De verschillen tussen de SP en de PVV over de eurocrisis

In de media worden de SP en de PVV nog wel eens in één adem genoemd, als het om de eurocrisis gaat. Beide partijen zijn op dit moment namelijk tegen leningen aan Griekenland. Toch is de benadering van de SP een totaal andere dan die van de PVV.

Voor de PVV is het simpel: de Grieken zijn luie uitvreters en die schoppen we gewoon de eurozone uit. Ze krijgen geen cent van ons. Dat bekt lekker, maar het zijn klinkklare nonsens.

De SP ziet ook de zwakte van Griekenland en het boekhoudkundige bedrog, maar we laten ons niet opzetten tegen de Grieken als zodanig. De gewone Grieken hebben het moeilijker dan ooit en zij hebben de crisis niet veroorzaakt. Dat zijn de banken en hun casinokapitalisten. Daarom moeten we ook niet zozeer Griekenland straffen, maar de banken: leningen aan Griekenland zijn helemaal geen leningen aan een land. De Griekse regering gebruikt het geld voor de volle honderd procent om leningen van banken af te lossen. Zo worden bankenleningen omgezet in leningen van vooral andere lidstaten aan Griekenland. De SP vindt dat we de banken voorlopig wel even genoeg hebben geholpen. Daarom zijn wij tegen nieuwe leningen, maar vóór herstructurering van de Griekse schulden: als de Grieken een deel van hun schuld niet hoeven terug te betalen, gaan de banken betalen voor het risico dat ze bewust hebben genomen. Ook Nederland zal verlies lijden, maar dat verlies zal anders alleen maar groter worden: hoe langer we wachten, hoe meer leningen van banken zijn omgezet in leningen van landen als Nederland en hoe groter het risico voor de Nederlandse belastingbetaler.

Landen als Griekenland kunnen ervoor kiezen de euro vaarwel te zeggen. Wij kunnen Griekenland er alleen nooit uitschoppen, zoals de PVV beweert. Die bevoegdheid hebben we gewoon niet. Een Grieks uittreden uit de euro brengt een heleboel instabiliteit met zich mee. Het is geen simpele oplossing, al is het niet ondenkbaar dat het ooit zover komt.
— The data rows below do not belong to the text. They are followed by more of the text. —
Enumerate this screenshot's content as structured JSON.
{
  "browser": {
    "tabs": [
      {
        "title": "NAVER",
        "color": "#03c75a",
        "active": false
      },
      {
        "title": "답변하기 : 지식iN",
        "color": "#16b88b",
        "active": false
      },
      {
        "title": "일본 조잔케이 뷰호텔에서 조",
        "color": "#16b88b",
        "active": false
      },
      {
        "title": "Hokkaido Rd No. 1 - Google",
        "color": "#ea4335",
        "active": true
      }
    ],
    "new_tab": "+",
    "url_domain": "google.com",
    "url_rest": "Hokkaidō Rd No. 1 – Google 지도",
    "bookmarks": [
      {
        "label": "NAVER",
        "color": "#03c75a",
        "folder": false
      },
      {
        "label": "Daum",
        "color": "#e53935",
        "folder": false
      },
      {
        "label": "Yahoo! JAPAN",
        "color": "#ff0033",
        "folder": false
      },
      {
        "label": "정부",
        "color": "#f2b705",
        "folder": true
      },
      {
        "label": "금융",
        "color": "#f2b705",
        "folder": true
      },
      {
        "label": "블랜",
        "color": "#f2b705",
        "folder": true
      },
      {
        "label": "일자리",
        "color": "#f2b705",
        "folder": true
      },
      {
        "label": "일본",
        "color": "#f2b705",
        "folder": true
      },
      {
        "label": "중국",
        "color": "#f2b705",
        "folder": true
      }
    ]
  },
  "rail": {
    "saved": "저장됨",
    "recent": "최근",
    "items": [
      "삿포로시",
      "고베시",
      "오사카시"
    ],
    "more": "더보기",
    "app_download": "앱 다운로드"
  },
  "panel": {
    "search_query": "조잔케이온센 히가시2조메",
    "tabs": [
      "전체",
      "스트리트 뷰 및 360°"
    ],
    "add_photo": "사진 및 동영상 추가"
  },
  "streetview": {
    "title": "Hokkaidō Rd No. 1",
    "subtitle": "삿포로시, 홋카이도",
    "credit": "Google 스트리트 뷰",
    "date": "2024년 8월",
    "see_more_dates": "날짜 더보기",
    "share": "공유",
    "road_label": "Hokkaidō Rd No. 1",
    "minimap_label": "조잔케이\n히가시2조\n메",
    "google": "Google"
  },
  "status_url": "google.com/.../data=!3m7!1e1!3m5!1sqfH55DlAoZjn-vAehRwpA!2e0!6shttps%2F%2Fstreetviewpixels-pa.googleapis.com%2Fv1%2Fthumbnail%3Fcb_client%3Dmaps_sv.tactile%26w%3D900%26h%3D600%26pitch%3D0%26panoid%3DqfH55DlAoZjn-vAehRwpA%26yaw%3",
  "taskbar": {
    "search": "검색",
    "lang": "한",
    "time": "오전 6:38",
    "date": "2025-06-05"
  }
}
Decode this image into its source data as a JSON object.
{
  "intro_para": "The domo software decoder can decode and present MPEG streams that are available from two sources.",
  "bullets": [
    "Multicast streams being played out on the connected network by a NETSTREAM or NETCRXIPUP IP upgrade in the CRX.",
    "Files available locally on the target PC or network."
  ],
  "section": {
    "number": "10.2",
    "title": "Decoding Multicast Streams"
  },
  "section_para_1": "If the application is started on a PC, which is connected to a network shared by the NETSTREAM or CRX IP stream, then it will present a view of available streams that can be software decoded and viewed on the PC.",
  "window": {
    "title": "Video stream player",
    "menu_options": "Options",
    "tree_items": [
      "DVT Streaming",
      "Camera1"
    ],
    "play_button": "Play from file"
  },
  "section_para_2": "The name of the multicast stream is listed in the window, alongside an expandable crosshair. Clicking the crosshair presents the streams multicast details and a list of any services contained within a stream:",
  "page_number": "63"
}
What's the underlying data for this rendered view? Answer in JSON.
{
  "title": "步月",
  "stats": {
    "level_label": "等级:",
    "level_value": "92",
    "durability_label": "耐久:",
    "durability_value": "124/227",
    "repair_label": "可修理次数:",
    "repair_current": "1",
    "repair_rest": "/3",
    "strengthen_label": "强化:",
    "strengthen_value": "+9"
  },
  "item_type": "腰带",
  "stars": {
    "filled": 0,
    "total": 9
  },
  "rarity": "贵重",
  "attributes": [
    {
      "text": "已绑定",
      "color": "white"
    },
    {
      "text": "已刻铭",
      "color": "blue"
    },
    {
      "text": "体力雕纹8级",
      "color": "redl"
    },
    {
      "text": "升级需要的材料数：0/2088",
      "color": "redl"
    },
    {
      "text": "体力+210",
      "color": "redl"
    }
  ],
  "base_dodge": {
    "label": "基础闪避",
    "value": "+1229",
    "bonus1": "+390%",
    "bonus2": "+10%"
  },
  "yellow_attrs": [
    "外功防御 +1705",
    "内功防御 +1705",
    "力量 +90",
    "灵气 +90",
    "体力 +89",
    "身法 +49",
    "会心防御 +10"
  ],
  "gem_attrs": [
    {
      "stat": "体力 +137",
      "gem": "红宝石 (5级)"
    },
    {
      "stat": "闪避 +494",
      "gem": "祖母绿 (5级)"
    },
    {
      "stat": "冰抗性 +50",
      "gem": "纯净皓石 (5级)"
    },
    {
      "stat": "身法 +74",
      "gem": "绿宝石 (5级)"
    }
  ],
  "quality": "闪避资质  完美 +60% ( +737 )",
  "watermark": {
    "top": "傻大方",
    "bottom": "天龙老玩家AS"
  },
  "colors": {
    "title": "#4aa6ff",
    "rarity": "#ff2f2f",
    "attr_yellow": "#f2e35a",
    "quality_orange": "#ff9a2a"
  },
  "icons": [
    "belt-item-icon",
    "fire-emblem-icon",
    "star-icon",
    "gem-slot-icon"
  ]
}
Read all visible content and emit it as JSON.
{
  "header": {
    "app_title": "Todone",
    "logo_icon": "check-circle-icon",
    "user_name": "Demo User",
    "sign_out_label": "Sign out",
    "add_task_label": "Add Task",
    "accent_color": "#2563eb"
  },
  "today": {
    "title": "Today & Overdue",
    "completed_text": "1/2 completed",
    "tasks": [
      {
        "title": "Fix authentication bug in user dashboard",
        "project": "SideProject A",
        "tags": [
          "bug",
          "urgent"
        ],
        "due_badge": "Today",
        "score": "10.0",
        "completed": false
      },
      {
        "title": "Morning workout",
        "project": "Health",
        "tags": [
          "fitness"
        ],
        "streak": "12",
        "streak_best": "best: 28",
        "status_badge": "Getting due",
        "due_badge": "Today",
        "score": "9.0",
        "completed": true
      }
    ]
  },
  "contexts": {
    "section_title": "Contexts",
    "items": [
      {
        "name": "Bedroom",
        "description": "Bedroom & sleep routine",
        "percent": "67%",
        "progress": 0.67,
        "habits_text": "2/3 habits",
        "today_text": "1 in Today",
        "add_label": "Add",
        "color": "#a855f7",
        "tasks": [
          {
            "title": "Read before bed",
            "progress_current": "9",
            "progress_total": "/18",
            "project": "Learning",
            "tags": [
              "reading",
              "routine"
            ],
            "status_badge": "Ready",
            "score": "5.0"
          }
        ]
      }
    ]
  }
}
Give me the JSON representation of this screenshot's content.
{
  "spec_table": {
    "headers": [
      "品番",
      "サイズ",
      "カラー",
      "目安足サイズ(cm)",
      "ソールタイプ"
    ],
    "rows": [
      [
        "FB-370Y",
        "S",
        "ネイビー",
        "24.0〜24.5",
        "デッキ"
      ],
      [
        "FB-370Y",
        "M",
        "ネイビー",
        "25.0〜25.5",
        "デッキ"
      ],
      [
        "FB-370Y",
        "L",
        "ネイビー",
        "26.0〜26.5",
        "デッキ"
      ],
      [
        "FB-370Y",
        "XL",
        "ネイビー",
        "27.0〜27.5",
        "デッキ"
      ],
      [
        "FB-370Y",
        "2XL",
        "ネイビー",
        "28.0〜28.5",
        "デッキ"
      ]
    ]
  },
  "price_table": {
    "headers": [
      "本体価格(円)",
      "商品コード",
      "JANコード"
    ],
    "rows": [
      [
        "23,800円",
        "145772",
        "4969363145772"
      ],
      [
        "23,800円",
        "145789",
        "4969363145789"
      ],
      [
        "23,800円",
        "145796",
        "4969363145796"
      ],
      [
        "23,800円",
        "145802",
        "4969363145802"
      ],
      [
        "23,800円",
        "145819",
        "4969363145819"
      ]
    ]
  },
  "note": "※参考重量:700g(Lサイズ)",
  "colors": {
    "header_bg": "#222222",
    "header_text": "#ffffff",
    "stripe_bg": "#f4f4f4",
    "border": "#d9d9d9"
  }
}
Anders dan de PVV denken we bij de SP wel na voordat we iets zeggen: de eurozone kraakt in zijn voegen en van alles is denkbaar, maar Nederlanders hebben er recht op het hele verhaal te horen en niet slechts een paar oneliners. De oplossingen van de PVV zijn dan ook schijnoplossingen. Hiermee doet de PVV driftig mee met de misleiding die we ook terugvinden bij het kabinet Rutte.